Symptoms of SDH develop gradually as they occur secondary to the rupture of low-pressure vessels.  Acute SDH typically produces symptoms 1-2 days after onset, whereas chronic SDH presents insidiously, weeks after the initial injury.  Clinical manifestations of chronic SDH often include headache, somnolence, and confusion.  Patients may also have focal neurologic deficits (eg, contralateral hemiparesis) due to compression of the underlying cerebral cortex.  Non-contrast head CT usually shows a crescent-shaped hypodensity that crosses the suture lines.

(Choice A)  Dementia typically presents with progressive cognitive dysfunction (eg, memory loss, language abnormalities) that interferes with the ability to perform activities of daily living.  Decreased level of consciousness and focal neurologic deficits are not characteristic.
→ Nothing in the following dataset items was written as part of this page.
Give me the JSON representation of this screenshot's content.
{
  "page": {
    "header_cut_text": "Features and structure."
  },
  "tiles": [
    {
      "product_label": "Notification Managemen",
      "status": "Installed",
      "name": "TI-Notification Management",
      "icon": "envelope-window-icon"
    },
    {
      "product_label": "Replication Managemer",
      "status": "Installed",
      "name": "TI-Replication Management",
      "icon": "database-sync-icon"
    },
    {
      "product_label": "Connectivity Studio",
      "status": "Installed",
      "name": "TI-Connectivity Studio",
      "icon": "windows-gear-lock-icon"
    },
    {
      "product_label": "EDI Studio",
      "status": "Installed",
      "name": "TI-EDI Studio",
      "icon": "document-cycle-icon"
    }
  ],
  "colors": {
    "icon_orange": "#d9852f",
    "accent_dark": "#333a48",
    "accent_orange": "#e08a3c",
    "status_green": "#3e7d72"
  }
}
(Choice B)  Infarction of the internal capsule typically occurs due to lacunar stroke and can result in acute contralateral hemiparesis due to corticospinal tract injury in the posterior limb.  However, lacunar infarcts typically lack impaired consciousness or cortical signs (eg, aphasia, neglect).

(Choice C)  Toxic-metabolic encephalopathy can be caused by infection, toxins, or metabolic derangements (eg, electrolytes disturbance, uremia, hyperammonemia).  Patients typically present with confusion, lethargy, and neuromuscular findings (eg, bradykinesia, asterixis) due to global cerebral dysfunction.  Focal neurologic deficits are not characteristic.

(Choice D)  Normal-pressure hydrocephalus can cause cognitive disturbances, although headaches and weakness worse on one side than the other is atypical.  Gait difficulties would be characterized by ataxia, and urinary incontinence is classic.  Brain imaging reveals ventricular enlargement that is out of proportion to sulci enlargement.

(Choice E)  Transient limb weakness following partial seizure activity is known as postictal (Todd) paralysis.  Although subdural hematoma may cause seizure with postictal paresis and confusion, other features of seizure (eg, convulsions, tongue-biting, incontinence) are not evident in this patient.

Educational objective:
Elderly patients are at higher risk for subdural hematoma due to increased fall risk and cerebral atrophy.  Chronic subdural hematoma often presents insidiously weeks after the initial injury with headache, somnolence, confusion, and focal neurologic deficits.